While economic strength is fueling good stock market performance, Wharton economist Jeremy Siegel continues to believe that "the risks are to the downside," he said in commentary posted Tuesday.
"The stock market is performing well despite interest rates trending higher because of continued economic strength. Waiting for the recession has been like waiting for Godot —promised to happen but never arriving. So, earnings chug on and downgrades in earnings are yet to come," the finance professor emeritus said in a post on WisdomTree.com, where Siegel is a senior investment strategy advisor.
The Federal Reserve "should definitely stop raising rates and not raise again," he wrote, noting that mortgage rates are above 7% again. "Another raise in rates will prompt people to ask, 'Why am I staying in 1% savings accounts or 0% checking accounts? I should find these higher-yielding money markets or short duration Treasury funds yielding over 5%.'"
Important data releases this week, including home price and labor market information, may determine the Fed's action when its interest rate-setting committee meets in June, Siegel wrote. "The labor market is the prime gauge I believe will dictate the Fed's decision come Friday," he said.
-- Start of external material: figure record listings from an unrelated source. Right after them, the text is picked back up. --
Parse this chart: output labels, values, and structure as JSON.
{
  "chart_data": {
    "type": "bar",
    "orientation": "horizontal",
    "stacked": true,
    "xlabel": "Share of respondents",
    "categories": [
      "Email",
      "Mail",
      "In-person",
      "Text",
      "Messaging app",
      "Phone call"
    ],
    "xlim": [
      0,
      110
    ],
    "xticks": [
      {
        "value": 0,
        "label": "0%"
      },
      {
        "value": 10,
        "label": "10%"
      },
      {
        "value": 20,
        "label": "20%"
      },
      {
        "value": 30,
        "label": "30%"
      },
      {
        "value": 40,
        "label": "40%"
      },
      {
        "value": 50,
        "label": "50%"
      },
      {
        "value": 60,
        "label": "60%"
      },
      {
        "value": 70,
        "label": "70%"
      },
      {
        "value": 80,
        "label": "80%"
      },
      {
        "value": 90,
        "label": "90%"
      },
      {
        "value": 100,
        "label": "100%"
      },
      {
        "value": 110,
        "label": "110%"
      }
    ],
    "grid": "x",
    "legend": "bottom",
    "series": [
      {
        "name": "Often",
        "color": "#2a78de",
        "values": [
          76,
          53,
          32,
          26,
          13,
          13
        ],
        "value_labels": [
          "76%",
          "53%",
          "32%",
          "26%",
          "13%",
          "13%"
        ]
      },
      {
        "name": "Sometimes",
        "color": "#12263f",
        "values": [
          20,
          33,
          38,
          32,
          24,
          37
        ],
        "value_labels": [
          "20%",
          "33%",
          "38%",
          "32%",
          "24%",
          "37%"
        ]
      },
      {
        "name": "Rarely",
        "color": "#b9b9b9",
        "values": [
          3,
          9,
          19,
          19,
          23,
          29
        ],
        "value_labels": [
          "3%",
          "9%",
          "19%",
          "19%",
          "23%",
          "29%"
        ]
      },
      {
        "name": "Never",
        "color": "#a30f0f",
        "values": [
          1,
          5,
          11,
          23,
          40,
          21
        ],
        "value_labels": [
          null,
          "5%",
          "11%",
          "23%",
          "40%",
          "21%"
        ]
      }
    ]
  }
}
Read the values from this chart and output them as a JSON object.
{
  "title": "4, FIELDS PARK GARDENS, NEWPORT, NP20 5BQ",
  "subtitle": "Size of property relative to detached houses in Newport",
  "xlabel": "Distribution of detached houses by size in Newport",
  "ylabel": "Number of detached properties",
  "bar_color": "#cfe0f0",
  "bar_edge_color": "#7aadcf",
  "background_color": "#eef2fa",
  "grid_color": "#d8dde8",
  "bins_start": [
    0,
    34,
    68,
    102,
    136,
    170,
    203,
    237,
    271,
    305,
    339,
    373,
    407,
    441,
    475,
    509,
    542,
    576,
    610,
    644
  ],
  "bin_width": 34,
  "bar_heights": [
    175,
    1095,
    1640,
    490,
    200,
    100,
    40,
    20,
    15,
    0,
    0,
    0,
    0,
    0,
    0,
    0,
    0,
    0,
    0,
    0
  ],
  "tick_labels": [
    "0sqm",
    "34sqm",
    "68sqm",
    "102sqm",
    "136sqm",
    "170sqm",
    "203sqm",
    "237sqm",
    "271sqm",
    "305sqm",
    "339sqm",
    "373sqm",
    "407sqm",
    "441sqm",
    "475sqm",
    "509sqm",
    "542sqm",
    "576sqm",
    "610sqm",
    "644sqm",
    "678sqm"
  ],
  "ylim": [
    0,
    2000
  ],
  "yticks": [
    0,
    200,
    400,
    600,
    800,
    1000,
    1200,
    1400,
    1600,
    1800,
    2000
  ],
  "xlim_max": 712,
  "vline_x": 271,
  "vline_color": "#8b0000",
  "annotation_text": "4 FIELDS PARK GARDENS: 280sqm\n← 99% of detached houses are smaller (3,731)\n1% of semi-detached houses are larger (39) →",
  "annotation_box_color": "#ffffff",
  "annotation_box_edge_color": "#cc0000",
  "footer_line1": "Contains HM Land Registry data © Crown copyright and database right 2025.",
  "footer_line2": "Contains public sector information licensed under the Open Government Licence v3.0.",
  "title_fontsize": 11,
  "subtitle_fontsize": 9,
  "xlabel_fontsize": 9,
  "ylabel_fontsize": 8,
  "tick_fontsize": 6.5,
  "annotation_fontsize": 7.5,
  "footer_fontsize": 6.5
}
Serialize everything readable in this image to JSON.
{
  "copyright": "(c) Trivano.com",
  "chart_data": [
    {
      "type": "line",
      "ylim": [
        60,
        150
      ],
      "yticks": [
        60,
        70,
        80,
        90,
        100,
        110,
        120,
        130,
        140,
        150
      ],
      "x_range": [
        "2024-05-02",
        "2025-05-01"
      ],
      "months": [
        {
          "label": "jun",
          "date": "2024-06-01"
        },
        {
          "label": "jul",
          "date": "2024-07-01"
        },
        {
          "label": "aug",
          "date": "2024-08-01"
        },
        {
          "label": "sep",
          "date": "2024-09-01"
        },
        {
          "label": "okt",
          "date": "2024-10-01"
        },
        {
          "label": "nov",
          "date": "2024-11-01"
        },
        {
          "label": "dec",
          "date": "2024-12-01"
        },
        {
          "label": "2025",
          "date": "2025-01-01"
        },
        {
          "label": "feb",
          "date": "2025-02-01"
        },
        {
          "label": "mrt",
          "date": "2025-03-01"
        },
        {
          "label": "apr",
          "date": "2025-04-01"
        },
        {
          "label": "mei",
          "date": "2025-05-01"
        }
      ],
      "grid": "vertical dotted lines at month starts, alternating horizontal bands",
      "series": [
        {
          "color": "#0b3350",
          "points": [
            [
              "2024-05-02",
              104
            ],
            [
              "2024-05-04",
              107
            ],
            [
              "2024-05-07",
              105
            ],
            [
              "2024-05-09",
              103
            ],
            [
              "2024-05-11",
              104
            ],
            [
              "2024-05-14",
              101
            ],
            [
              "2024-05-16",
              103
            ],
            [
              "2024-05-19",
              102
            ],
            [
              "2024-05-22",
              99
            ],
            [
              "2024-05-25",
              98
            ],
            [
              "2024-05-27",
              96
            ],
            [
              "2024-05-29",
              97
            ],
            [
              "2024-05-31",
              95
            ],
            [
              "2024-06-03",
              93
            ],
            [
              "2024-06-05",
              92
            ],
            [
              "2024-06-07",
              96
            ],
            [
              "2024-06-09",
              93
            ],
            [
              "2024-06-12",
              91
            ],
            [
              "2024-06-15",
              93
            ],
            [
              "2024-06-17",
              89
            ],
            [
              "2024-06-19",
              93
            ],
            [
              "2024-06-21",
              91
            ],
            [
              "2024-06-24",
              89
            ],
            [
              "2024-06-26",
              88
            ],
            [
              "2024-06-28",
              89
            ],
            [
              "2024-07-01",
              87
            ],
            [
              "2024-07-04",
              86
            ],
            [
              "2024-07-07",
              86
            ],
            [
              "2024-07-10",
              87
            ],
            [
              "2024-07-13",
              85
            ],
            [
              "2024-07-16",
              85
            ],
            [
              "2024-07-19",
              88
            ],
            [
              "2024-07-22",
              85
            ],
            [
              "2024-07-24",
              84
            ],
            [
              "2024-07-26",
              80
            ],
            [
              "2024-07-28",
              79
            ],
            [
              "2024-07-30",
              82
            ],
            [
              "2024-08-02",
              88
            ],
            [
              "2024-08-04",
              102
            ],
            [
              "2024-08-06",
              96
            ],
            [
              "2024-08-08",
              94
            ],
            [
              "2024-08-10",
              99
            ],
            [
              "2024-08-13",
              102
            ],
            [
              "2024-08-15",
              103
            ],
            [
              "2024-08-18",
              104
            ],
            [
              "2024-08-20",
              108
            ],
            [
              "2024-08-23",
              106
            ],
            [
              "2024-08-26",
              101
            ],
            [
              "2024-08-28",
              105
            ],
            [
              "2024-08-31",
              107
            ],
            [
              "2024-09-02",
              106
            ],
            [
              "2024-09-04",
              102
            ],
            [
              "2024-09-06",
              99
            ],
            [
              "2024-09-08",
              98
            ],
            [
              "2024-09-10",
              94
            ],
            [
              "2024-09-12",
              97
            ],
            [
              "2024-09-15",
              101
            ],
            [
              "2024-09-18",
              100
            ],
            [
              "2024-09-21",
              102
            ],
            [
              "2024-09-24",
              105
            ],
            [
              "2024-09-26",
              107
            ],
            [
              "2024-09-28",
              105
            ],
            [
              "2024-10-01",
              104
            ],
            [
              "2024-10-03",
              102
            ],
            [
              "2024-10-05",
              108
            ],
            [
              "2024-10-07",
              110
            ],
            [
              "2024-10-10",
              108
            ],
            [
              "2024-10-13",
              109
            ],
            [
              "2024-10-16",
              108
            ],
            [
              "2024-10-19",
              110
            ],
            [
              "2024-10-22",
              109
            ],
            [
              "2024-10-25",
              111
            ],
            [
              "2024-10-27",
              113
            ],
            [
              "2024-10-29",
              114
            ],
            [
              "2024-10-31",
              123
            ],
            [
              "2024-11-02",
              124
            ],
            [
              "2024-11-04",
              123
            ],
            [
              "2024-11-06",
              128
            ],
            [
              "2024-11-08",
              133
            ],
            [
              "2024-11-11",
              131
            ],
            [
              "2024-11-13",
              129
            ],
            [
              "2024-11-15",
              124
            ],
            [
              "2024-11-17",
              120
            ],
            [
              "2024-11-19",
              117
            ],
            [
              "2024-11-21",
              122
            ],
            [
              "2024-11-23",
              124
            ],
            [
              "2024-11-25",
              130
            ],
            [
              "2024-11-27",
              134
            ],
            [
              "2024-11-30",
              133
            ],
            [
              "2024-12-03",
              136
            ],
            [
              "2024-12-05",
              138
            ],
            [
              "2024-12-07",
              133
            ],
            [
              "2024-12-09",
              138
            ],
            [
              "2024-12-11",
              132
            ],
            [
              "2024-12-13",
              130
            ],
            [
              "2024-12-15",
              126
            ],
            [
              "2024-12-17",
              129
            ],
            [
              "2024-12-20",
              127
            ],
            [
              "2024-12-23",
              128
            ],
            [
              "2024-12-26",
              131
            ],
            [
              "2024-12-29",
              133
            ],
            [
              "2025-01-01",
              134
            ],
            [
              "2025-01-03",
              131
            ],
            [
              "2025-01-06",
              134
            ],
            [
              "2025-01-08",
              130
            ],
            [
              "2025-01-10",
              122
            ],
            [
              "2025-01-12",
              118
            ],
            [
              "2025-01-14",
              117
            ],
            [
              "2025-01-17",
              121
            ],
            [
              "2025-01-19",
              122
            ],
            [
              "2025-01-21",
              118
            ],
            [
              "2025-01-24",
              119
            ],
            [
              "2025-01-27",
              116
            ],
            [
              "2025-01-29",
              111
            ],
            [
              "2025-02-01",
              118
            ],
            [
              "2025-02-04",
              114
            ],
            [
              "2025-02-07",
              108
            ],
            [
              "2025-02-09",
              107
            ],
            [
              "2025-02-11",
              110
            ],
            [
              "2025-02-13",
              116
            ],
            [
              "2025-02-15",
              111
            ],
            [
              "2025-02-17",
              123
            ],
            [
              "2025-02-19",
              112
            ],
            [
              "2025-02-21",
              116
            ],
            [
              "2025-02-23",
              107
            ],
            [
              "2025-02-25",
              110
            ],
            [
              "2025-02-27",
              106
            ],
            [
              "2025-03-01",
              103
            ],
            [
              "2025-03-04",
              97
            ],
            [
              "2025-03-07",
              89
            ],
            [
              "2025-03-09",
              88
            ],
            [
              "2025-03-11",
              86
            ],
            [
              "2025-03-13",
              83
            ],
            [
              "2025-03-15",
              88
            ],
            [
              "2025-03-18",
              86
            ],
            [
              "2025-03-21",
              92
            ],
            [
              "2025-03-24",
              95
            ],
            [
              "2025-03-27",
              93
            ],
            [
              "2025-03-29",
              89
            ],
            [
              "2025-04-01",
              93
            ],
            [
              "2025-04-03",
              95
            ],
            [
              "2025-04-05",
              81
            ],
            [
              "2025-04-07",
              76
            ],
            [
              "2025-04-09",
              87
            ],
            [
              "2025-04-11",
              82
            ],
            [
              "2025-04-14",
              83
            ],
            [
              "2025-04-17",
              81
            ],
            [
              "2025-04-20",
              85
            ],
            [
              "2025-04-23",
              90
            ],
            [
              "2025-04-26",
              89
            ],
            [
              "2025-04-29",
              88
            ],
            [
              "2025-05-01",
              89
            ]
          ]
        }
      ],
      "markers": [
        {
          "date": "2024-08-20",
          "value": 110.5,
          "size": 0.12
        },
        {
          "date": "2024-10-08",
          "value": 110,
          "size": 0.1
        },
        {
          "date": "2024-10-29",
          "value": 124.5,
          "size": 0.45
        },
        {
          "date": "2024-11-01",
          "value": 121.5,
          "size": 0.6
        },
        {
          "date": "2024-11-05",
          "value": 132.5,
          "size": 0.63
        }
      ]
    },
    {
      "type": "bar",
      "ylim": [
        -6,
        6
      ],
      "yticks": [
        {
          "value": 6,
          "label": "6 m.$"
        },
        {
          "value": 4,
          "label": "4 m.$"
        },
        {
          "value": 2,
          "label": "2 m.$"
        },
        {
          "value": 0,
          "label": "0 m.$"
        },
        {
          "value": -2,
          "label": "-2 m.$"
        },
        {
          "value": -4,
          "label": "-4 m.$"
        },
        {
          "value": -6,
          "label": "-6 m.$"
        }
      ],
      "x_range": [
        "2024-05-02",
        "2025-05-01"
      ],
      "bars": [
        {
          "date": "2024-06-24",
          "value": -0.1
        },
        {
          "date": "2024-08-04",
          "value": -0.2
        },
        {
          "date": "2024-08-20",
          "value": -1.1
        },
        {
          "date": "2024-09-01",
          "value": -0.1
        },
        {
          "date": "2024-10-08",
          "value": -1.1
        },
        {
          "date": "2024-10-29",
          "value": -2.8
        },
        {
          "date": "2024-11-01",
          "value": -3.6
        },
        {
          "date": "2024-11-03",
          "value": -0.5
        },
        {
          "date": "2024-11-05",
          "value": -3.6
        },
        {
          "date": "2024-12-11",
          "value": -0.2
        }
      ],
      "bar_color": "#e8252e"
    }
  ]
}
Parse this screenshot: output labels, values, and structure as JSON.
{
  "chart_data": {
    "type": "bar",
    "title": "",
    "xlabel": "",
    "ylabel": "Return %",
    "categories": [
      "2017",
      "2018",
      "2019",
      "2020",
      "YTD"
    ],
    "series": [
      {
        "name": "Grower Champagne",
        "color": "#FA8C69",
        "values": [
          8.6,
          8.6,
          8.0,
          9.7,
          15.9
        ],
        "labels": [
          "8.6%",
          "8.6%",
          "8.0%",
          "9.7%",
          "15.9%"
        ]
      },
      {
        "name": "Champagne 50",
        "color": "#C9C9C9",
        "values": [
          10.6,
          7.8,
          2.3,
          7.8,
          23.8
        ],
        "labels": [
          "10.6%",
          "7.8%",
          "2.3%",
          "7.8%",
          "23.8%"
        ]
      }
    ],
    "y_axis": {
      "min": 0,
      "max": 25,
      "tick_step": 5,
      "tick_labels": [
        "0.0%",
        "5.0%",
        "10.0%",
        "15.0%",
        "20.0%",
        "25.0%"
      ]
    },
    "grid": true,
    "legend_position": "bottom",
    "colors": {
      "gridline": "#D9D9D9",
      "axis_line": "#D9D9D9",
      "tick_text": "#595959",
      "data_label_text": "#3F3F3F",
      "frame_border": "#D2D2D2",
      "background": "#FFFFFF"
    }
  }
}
The government on Wednesday released the latest Job Opening and Labor Turnover Survey results, which showed higher-than-expected job openings, indicating the labor market remains resilient, Yahoo Finance noted.
The Bureau of Labor Statistics is scheduled to release new jobs data on Friday.
"If the jobs market is not super-hot, then I believe the Fed will not increase rates in June. But if unemployment drops even further and the jobs gain is over 200,000, there will be continued pressure from the hawks to keep raising rates," Siegel said.
"The economy ostensibly is humming along without any meaningful slowdown, but we should not assume the opposite — that everything is booming either."